A later realization I suppose I have sensed it most of my life, but I have understood it philosophically only during the preparation of this talk has been the beauty of the idea of the pursuit of happiness. Familiar words, easy to take for granted; easy to misconstrue. The idea of the pursuit of happiness is at the heart of the attractiveness of the civilization to so many outside it or on its periphery. I find it marvelous to contemplate to what an extent, after two centuries, and after the terrible history of the earlier part of this century, the idea has come to a kind of fruition. It is an elastic idea; it fits all men. It implies a certain kind of society, a certain kind of awakened spirit. I don’t imagine my father’s parents would have been able to understand this idea. So much is contained in it; the idea of the individual, responsibility, choice, the life of the intellect, the idea of a vocation and perfectibility and achievement. It is an immense human idea. It cannot be reduced to a fixed system. It cannot generate fanaticism. But it is known to exist; and because of that, other more rigid systems in the end blow away.
V.S. Naipaul, “Our Universal Civilization” (1992) in The Writer and the World.
This reminds me of Hayek’s discussion of value and its importance to the individual. While one individual may highly value a large and diverse collection of musical recordings, another may value a similar collection of books, still another sufficient extra money for gasoline and supplies to allow them to travel to remote places to hike and kayak.

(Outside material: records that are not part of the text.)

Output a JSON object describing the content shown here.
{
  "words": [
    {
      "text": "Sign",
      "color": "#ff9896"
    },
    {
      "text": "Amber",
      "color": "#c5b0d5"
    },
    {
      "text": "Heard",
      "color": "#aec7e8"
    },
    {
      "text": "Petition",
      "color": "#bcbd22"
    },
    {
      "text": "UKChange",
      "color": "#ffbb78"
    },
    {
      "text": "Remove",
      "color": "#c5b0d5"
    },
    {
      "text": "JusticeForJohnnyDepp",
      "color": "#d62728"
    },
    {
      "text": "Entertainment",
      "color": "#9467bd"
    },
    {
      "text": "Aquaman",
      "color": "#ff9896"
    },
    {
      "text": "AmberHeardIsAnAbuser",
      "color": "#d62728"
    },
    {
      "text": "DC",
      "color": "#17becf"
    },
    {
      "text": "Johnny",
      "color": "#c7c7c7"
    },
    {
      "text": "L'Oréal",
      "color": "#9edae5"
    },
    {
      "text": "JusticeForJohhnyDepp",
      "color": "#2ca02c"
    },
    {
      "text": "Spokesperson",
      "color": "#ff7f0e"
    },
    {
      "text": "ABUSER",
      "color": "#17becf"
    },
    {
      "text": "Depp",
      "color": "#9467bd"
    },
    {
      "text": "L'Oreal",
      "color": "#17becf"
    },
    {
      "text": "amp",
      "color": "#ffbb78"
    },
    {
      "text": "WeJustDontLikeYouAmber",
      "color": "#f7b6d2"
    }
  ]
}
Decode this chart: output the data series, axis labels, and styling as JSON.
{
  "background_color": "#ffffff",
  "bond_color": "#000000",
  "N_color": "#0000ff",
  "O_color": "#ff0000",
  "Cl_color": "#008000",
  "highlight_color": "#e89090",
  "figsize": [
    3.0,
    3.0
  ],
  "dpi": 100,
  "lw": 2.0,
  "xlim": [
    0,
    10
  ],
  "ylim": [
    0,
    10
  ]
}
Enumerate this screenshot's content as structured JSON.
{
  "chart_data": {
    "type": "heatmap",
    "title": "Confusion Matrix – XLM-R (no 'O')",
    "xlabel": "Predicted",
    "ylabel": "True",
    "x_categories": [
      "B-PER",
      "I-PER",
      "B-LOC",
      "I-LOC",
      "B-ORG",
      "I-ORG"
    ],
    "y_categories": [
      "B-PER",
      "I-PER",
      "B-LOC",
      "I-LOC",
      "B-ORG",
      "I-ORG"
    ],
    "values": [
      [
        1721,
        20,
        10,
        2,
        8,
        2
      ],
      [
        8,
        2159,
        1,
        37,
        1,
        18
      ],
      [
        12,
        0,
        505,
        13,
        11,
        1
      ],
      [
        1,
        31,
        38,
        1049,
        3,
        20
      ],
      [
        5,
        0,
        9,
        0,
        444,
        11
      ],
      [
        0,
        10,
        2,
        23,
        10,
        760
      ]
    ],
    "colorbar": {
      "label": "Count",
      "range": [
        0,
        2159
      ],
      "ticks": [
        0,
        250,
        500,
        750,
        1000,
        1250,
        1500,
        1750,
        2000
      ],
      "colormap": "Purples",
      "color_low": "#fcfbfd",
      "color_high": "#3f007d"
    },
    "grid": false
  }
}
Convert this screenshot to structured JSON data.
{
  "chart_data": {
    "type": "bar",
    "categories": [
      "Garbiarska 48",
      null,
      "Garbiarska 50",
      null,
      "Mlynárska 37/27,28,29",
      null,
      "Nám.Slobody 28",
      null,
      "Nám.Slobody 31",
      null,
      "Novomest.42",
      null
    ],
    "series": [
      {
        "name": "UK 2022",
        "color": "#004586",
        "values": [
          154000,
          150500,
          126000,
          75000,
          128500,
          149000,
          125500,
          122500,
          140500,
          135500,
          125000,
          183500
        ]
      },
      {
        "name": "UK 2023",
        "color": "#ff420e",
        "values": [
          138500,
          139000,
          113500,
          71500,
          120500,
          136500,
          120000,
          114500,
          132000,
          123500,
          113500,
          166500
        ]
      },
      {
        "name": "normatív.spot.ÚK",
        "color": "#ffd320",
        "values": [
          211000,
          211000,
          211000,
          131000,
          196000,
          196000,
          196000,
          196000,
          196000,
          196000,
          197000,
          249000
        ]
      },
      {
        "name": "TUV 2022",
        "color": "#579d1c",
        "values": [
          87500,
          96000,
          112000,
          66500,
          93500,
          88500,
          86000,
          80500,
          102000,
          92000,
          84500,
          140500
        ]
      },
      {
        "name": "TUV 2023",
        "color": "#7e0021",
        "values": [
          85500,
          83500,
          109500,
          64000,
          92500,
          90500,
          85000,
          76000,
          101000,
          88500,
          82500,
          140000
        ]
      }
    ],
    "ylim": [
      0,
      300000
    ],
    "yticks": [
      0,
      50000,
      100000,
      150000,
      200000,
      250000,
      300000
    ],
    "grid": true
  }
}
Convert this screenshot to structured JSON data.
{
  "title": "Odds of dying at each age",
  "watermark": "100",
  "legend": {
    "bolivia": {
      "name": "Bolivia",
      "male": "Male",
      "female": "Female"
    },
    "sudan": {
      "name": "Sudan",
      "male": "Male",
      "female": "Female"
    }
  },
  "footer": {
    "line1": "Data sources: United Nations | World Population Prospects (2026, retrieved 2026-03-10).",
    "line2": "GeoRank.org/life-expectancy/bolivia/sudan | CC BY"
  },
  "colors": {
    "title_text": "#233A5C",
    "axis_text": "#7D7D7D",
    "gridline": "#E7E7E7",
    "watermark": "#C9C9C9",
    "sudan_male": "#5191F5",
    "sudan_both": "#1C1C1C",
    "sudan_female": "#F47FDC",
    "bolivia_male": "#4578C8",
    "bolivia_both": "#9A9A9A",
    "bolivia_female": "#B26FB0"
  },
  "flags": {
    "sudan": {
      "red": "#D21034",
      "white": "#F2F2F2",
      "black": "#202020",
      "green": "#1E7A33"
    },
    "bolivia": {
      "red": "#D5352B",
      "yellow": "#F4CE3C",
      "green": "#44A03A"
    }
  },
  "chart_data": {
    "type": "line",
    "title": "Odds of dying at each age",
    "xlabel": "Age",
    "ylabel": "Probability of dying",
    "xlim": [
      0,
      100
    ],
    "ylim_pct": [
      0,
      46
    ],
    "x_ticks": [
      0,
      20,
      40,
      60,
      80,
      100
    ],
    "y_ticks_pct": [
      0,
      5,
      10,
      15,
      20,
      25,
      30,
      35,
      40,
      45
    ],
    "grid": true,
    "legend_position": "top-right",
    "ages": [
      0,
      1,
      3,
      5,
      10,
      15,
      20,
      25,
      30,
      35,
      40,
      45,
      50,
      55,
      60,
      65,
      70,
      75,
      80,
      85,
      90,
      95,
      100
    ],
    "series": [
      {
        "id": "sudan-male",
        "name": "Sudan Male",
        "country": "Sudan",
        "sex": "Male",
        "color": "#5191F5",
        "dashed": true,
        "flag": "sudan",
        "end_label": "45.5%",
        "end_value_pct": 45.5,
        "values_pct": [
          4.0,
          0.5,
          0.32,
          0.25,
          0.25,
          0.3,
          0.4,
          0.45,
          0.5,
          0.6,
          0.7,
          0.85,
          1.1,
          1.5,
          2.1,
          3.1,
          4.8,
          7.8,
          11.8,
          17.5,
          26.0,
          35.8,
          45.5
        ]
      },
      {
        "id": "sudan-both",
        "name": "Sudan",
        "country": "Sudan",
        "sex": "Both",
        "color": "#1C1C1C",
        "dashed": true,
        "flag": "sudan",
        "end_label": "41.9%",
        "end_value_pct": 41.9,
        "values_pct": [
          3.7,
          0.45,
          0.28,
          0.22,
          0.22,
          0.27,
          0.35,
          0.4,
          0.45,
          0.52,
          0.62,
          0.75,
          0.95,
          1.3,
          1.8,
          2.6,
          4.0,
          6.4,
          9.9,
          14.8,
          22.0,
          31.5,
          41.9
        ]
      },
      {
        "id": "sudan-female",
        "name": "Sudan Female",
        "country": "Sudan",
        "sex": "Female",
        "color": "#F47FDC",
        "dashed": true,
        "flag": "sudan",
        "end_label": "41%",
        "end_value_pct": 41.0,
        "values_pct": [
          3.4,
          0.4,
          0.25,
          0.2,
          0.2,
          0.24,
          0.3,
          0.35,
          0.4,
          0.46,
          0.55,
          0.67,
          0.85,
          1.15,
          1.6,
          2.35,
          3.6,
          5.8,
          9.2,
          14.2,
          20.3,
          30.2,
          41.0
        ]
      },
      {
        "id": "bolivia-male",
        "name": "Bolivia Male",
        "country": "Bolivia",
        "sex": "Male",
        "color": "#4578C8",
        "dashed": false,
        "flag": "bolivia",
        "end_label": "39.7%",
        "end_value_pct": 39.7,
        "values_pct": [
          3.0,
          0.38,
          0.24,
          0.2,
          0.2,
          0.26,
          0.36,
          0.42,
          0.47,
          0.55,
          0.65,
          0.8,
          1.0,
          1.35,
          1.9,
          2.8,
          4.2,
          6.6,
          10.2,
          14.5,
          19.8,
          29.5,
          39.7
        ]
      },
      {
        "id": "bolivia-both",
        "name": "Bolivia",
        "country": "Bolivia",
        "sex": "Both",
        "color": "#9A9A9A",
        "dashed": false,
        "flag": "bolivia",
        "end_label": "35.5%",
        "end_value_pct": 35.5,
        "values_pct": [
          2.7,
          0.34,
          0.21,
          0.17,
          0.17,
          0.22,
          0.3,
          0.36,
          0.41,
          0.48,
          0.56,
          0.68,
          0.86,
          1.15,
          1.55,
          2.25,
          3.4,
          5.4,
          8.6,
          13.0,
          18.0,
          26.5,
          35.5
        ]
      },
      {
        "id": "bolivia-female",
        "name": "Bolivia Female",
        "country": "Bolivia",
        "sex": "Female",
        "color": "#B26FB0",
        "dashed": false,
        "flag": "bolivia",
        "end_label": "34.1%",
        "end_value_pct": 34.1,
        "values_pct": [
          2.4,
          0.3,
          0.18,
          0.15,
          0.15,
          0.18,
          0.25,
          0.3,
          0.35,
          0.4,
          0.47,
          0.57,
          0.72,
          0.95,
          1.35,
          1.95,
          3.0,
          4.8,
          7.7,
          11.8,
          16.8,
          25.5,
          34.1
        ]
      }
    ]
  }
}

When socialist government, or any controlling authority, decides for you what you need and how your wants are best met by allocating your money and resources for you, it (they?) have eliminated your ability to allocate that money or those resources in a way that best makes you happy.
In the name of the greater good, all individuals, odd shaped pegs that they all are, are forever being pounded into the round hole the socialist government has allocated for them. It’s sees as the greatest good a time when all pegs are pounded into precisely the same size hole. Perfect equality, complete misery.
It should be remembered also that the authors of this phrase were classically educated, and their use of the term “happiness” is in the Aristotelian sense, not simply some form of mindless enjoyment.
As the comenter above notes, interests, and ways of obtaining intellectual, spiritual, and physical satisfaction may take any number of various forms, and the path to one person’s happiness might be markedly different from that of another.
The pursuit of happiness means the right to engage in a series of choices, both major and minor, the ultimate goal of which is the development of one’s natural gifts and talents to their fullest extent within a rational moral framework.
Such a path requires the greatest range of personal autonomy and creative freedom. It is exactly the form of liberty which would most appeal to a man of multi-faceted interests such as Jefferson.
It is, by definition, therefore, anathema to the collectivist mentality, whose highest value is stability, to the point of stasis, to be reached by the obedient conformity of all members of the group.